The inflows have given foreigners increasing clout in a market that the government historically has carefully controlled.
Overseas ownership of bonds in a category called "fully accessible route (FAR)" climbed to 7%, Reuters' Dharamraj Dhutia reported. FAR bonds, introduced in 2020, have no foreign investment restrictions and are now part of three global bond indices, buffing their attractiveness to foreign investors.
Prior to 2020, India had tightly limited overseas investment in government debt, even though equity markets were fully open. The worry was that foreign ownership might spur volatility in borrowing costs across the economy, acting as a constraint on policymakers.
For instance, bond vigilantes — investors who demand higher yields when they perceive fiscal risks — could complicate the pursuit of spending priorities such as strategic energy reserves. Yields rise when bonds sell off.
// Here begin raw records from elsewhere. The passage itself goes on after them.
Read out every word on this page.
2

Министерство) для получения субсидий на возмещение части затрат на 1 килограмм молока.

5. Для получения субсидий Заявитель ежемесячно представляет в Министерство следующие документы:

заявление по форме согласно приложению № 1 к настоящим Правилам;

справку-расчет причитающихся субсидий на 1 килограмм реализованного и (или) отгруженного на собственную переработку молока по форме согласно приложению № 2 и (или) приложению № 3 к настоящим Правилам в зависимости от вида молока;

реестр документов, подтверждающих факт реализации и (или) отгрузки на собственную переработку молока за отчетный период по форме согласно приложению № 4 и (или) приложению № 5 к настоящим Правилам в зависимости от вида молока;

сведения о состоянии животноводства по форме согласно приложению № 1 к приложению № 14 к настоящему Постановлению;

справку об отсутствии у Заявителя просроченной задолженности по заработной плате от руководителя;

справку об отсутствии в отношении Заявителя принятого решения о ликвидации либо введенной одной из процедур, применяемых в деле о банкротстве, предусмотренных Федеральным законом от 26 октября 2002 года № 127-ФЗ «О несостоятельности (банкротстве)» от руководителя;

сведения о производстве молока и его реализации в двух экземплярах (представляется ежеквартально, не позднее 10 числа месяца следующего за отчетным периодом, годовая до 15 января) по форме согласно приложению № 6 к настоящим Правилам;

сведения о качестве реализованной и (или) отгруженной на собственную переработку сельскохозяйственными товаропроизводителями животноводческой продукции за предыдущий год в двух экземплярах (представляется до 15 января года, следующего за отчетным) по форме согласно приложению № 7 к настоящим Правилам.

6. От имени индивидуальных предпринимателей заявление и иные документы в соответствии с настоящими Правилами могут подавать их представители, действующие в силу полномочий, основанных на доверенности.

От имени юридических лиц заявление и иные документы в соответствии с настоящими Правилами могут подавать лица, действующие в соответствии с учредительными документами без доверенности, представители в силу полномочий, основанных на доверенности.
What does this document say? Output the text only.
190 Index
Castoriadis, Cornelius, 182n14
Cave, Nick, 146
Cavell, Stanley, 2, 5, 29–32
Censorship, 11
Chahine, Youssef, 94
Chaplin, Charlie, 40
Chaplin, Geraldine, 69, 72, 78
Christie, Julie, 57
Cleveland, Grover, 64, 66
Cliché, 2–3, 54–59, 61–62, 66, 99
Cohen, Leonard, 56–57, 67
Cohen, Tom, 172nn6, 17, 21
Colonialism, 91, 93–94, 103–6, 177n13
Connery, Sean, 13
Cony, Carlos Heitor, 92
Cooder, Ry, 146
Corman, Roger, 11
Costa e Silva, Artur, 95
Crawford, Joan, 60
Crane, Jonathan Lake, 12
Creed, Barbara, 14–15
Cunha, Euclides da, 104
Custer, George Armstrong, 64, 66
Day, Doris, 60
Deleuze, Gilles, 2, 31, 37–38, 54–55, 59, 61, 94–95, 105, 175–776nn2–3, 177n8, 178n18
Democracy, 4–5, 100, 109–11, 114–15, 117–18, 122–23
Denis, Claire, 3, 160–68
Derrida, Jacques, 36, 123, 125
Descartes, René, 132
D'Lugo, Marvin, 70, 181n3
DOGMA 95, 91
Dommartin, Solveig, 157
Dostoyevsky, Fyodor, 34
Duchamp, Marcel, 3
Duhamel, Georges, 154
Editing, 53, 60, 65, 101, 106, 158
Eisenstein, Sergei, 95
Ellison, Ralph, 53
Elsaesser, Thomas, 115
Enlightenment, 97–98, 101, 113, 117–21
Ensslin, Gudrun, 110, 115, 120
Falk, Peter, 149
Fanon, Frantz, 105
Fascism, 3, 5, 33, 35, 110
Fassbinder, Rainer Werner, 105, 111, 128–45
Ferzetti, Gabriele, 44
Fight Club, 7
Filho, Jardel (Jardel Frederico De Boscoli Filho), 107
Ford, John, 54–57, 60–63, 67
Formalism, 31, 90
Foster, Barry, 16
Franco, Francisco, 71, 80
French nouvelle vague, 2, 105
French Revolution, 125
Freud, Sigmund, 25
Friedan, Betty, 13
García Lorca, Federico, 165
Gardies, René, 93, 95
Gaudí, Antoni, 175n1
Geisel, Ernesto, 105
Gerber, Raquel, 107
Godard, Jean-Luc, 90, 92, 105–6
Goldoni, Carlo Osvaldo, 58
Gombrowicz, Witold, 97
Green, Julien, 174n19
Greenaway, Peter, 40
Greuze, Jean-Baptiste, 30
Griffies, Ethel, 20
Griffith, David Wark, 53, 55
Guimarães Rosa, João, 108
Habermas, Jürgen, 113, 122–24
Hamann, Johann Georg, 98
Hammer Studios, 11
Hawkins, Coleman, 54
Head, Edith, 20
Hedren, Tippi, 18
India could eventually become more susceptible to such pressures, but those risks remain limited for now, said Upadhyay.
"Foreign ownership of Indian government bonds is still low, while domestic banks and insurers continue to provide a stable source of demand because of regulatory requirements," he said.
Banks are required to hold 18% of their deposits in government bonds, while investment guidelines for insurance companies also require large holdings of these securities.
India's 7% foreign ownership is lower than countries like Malaysia and Indonesia, where overseas investors own about 22% and 14% of government debt, respectively.
And QuantEco's Kumar noted that much of the investment has come from funds tracking global bond indices, suggesting the inflows could prove sticky.
"These are largely passive investors and they typically don't swing positions very sharply due to near-term macroeconomic developments as their holdings are linked to an index weight," he said.